According to SportsBusiness Journal, the NHL recently raised $1 billion in the private market to supplement its 31 teams who have been hurt by the revenue drain caused by the pandemic. Fans slowly are starting to trickle back into some markets – New York, Columbus, but not yet Philadelphia – and the league needs a good showing this weekend to help grow interest.

There will be no artificial fan noise. NBC hopes the sounds of the game and the background scenery paint a picture worth much more than a thousand words. Boucher, who played six of his 13 NHL seasons for the Flyers, is looking forward to the two drones which will hover the rink.

“If we can get those cameras close enough to the ice, maybe we can create that same feeling you get at a game live,” he said. “Maybe that will hook some fans who maybe aren’t fans or who are casual fans.”

» READ MORE: Amid a COVID-19 outbreak, all the Flyers can do is what all of us do: plow ahead and hope | Mike Sielski

The great outdoors

  1. This will be James van Riemsdyk’s seventh outdoor game, setting a record he currently shares with Patrick Kane, Duncan Keith, Brent Seabrook and Jonathan Toews. JVR’s teams are 3-3 with two wins in overtime and another in a shootout.

  2. Will be played (pant, pant) 6,224 feet above sea level.

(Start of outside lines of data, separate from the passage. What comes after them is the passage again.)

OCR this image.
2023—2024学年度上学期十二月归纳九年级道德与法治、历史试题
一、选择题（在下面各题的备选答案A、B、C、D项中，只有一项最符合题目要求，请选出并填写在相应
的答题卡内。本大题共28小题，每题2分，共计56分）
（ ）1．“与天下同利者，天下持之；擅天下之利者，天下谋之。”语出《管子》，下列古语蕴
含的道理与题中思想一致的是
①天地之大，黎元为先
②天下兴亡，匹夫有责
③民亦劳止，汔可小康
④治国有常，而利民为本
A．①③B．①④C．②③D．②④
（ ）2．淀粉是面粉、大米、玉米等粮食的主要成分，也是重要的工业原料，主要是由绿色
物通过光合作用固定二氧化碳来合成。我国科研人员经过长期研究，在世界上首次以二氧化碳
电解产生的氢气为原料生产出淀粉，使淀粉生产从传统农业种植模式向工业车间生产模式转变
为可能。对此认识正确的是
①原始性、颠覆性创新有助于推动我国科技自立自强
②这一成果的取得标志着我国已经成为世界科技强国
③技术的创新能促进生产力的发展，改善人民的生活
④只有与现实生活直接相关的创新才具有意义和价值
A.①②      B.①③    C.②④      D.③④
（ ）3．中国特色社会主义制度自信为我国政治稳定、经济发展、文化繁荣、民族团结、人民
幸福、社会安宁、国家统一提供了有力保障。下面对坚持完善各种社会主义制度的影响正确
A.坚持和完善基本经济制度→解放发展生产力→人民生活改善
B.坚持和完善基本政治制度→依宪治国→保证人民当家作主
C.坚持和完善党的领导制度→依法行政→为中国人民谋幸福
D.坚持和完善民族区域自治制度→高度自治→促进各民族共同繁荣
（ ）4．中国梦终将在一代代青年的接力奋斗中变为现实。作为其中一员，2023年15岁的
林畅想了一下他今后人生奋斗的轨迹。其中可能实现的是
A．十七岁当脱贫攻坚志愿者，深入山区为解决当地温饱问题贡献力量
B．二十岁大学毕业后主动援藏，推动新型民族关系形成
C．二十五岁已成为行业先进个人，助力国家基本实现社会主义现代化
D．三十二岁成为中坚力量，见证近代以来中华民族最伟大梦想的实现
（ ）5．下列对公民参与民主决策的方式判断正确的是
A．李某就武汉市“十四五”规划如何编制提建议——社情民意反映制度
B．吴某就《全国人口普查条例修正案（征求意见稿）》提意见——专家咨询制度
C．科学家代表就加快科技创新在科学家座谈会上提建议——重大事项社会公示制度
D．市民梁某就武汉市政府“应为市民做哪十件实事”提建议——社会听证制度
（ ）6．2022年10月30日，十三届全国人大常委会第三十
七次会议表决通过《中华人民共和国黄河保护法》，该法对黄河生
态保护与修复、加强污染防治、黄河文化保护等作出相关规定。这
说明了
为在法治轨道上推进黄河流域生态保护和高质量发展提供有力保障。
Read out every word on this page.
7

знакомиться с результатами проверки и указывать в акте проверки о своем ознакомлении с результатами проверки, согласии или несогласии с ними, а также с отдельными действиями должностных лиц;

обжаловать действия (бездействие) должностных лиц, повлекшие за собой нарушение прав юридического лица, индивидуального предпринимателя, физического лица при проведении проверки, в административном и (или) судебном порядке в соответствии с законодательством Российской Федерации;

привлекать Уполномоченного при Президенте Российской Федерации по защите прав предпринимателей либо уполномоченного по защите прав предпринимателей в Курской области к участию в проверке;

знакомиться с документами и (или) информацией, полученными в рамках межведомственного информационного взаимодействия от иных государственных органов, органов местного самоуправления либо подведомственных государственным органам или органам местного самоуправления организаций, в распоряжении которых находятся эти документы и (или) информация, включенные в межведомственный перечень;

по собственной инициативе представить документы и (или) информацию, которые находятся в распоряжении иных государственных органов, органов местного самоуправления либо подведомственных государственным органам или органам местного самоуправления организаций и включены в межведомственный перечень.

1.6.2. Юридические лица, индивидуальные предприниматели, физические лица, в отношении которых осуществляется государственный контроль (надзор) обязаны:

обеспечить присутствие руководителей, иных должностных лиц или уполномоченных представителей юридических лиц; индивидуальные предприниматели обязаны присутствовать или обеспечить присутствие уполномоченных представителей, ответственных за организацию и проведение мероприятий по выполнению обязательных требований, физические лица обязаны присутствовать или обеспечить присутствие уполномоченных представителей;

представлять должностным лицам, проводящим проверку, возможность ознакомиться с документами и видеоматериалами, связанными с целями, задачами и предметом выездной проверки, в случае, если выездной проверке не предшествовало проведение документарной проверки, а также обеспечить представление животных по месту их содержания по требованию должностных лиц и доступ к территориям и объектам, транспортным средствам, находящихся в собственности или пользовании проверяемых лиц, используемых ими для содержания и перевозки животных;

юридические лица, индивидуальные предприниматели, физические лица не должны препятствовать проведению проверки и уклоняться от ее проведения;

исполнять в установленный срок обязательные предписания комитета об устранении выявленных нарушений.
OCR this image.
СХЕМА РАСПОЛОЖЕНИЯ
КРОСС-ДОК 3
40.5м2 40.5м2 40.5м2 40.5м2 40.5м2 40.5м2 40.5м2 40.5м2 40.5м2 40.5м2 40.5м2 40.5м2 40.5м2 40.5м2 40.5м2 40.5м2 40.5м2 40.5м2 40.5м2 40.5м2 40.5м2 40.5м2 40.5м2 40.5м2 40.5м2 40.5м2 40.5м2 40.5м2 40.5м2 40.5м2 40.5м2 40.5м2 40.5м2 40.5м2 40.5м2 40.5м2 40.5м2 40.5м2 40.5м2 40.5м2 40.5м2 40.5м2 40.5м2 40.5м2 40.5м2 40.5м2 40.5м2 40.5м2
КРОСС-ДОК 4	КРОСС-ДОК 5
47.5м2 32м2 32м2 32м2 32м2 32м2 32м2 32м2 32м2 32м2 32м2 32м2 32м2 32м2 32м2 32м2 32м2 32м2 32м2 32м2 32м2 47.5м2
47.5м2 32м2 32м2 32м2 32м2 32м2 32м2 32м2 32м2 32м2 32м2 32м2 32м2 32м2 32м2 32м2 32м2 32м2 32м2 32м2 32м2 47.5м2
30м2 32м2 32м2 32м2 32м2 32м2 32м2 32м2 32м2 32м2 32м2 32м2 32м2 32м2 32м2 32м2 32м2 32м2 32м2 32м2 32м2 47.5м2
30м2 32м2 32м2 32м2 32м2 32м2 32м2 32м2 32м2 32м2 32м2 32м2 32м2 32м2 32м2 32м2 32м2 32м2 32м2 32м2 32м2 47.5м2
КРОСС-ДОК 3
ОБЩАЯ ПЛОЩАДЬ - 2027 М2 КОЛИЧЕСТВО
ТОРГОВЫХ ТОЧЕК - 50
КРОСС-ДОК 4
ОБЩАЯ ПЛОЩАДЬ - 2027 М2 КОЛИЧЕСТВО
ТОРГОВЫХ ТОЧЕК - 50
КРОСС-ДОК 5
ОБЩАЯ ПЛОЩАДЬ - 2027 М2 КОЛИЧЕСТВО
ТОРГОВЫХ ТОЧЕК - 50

  3. Teams that have participated in outdoor games have reached the Stanley Cup Finals each of the last four years, which makes sense. They don’t invite bad teams to these games.

  4. The rink for this weekend’s games has been built on the 18th hole of the Edgewood Tahoe Resort, making it the first NHL game played on a golf course. Of the previous 30 outdoor games, 19 were held at football stadiums, 10 at baseball parks and one at a soccer facility.

  5. The Flyers are 1-2-1 outdoors, with the only victory in 2019 at Lincoln Financial Field when Claude Giroux scored in overtime to beat the Penguins.

  6. The average attendance is 54,069 – which is about the size of three Wells Fargo Center crowds. Fans will not be attending this weekend’s games in Lake Tahoe.

  7. Alain Vigneault (3-0) is the only coach with three wins in outdoor games. All came while he was with the Rangers.

  8. Patrice Bergeron, David Krejci and Tuukka Rask were Bruins in 2010 when they played the Flyers at Fenway Park. Claude Giroux and James van Riemsdyk played for the Flyers. Joel Farabee was 9 years old.

  9. Twelve of the 30 outdoor games have been decided by one goal. Three of the four Flyers-Bruins games this season also were one-goal decisions.

  10. The average temperature for Stateline, the Nevada town where the Edgewood Tahoe Resort is, is 44.6 degrees, according to AccuWeather.com. The call for Sunday morning is dry, mostly sunny, 37 degrees with 6-mph winds.